Key: RI, relative intensity scale: S, strong; M, medium; W, weak; (−) less than; (+) more than.

In Tables 1 and 2 are given the results of d‐spacings with relative intensities of various extruded blends. Extrusion cooking of the various blends at 95°C with a water content of about 26% and a feed rate of 27.2 kg/hr, disorganized the crystalline structure of starch. A V‐hydrate (less crystalline) superimposed pattern over A‐type was shown by the extrusion cooked blends. A strong d‐spacing at 4.43 Å, characteristics of V‐hydrate structure was obtained in almost all the extruded products. The “Vh” structure was fully supported by the d‐spacings of 3.93 Å, 4.80 Å, 3.35 Å, and 7.75 Å. Five to six folds increase in water absorption of the products has been reported[7] which supported the presence of V‐hydrate structure, characteristics of decreased crystallinity. A V‐amylose structure was also noticed but that was superimposed by the “Vh” structure. The presence of V‐amylose structure may be due to the formation of amylose–fatty acid complexes during extrusion cooking as suggested by earlier worker[3] on the basis of X‐ray diffraction structures in extrusion cooked manioc starch with fatty acids. The presence of V‐type structure in various extruded starches was reported by earlier worker.[2] The X‐ray diffraction patterns of extruded products showed that the starch turned to have less crystalline structure (Vh) as a result of temperature and shear stress forces exerted by the screw of the extruder during its operation. A typical X‐ray pattern is presented in Fig. 1.
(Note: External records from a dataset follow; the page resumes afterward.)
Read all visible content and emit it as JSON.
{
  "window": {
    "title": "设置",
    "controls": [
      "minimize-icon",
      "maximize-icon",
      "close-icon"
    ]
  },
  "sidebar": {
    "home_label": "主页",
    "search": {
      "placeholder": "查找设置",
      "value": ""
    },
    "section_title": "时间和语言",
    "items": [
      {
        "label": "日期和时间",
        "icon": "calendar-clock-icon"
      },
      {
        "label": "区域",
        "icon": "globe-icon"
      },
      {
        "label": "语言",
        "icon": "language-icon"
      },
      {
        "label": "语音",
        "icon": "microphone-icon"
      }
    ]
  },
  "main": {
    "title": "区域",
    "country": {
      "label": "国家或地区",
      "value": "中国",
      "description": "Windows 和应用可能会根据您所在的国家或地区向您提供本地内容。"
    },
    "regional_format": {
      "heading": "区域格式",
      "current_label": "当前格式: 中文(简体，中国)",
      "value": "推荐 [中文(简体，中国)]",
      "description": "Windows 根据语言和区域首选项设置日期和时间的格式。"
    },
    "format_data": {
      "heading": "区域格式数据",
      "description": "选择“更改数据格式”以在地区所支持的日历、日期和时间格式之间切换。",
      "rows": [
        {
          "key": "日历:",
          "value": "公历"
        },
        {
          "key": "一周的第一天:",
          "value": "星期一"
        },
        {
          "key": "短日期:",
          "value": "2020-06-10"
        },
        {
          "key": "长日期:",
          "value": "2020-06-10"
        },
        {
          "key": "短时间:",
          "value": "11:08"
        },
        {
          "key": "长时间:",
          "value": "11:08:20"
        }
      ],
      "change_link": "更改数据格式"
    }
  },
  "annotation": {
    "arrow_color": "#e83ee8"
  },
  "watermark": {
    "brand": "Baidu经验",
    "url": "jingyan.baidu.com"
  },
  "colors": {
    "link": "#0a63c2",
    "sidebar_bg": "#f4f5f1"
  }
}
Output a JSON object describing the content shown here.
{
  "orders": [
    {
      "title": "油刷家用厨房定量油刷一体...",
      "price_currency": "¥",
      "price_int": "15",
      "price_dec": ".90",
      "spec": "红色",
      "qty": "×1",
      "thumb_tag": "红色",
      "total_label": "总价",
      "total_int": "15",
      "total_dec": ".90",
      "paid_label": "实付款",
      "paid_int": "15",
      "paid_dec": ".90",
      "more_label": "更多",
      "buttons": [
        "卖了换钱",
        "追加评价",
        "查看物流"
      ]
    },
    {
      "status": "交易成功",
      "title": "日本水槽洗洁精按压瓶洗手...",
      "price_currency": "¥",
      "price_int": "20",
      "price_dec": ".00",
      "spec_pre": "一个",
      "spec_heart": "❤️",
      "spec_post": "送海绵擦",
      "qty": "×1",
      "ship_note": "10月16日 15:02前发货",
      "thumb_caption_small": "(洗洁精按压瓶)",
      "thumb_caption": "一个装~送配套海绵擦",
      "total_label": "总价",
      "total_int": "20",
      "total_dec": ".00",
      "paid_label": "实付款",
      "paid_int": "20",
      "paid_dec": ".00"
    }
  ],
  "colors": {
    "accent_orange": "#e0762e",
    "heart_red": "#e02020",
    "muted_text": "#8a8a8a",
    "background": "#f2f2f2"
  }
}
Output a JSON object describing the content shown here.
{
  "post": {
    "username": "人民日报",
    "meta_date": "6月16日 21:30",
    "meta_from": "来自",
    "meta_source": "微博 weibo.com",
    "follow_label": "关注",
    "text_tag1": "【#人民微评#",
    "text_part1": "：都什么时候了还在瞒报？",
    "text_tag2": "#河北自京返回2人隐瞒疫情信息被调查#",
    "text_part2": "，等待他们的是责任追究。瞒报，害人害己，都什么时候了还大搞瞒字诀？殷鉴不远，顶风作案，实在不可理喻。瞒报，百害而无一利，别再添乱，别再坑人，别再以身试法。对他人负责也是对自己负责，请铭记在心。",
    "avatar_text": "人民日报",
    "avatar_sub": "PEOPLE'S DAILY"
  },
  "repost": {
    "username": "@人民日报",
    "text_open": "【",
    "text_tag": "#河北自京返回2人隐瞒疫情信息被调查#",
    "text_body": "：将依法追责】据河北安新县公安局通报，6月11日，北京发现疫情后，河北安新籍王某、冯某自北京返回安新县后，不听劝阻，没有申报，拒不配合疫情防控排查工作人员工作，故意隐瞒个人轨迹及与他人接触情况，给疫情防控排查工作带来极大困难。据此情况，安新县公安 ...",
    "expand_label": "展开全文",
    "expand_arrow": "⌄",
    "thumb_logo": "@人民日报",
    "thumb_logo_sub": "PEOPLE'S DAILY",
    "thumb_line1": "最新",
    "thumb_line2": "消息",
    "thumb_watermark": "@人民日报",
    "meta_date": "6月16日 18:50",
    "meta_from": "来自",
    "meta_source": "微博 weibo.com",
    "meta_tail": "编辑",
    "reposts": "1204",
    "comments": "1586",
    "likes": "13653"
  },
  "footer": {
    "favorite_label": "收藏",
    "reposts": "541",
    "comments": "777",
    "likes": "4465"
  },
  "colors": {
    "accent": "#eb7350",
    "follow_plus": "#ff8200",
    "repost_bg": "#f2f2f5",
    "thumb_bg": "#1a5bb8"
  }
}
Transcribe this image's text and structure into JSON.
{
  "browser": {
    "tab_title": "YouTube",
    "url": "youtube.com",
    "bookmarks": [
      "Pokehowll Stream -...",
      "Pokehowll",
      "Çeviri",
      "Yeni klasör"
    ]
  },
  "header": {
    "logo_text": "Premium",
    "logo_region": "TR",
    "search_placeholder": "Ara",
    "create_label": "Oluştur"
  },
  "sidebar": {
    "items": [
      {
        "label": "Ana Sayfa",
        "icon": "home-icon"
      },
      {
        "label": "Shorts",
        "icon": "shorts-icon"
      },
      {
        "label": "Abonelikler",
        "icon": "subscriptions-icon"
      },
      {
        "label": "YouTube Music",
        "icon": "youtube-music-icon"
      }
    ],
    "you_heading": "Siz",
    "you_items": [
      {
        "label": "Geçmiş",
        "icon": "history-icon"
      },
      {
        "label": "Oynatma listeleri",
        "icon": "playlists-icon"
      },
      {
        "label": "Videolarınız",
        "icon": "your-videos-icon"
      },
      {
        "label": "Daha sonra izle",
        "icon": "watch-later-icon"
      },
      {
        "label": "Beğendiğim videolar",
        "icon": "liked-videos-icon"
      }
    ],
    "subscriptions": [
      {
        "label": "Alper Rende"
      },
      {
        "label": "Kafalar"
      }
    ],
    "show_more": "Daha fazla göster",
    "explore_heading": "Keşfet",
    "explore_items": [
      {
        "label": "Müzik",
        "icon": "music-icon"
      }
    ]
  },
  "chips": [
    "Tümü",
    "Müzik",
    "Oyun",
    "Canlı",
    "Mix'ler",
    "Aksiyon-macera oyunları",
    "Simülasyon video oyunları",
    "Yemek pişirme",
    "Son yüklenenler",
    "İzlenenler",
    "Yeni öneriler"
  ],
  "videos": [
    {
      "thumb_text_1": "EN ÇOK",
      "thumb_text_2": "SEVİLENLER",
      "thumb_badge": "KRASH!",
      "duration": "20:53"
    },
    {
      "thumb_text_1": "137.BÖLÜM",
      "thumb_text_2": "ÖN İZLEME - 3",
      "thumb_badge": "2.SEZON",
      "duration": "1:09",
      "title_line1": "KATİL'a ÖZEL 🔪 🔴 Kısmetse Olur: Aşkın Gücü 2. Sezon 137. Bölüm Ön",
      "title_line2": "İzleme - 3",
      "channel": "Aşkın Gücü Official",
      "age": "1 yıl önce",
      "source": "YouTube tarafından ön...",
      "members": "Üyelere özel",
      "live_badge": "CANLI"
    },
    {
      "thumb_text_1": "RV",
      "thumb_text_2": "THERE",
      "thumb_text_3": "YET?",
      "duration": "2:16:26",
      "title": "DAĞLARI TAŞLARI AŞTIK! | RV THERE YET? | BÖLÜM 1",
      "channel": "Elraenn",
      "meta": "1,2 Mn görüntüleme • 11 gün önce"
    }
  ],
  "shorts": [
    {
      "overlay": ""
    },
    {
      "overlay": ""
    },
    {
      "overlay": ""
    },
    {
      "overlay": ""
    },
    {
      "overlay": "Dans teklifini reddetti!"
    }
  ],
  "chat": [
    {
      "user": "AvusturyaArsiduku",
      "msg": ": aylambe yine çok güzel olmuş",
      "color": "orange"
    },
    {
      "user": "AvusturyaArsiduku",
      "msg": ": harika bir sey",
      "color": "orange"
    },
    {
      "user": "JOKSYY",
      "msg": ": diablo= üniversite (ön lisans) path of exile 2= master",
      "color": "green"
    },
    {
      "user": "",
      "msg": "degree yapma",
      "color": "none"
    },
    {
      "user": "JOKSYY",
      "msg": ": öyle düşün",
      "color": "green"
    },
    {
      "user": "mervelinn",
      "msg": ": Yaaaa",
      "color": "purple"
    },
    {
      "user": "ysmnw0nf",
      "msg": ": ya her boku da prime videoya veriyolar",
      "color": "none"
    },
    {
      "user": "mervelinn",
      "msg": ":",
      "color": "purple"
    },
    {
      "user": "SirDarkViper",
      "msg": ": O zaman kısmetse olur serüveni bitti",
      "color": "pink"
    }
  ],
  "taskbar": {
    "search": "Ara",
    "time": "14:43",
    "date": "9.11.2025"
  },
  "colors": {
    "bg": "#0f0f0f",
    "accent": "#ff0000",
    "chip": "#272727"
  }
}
Figure 1. A typical X‐ray diffraction pattern.

Conclusion

From this study it can be concluded that the starch component of coarse rice had more crystallinity than that of fine one. Blends of rice with different grams showed A‐type pattern suggesting that legumes starches also possess similar X‐ray pattern to that of rice‐starch. Extrusion cooking disorganized the structure of starch and converted more crystalline to less crystalline structure indicating the higher water absorption capacity of extruded blends as compared to raw blends.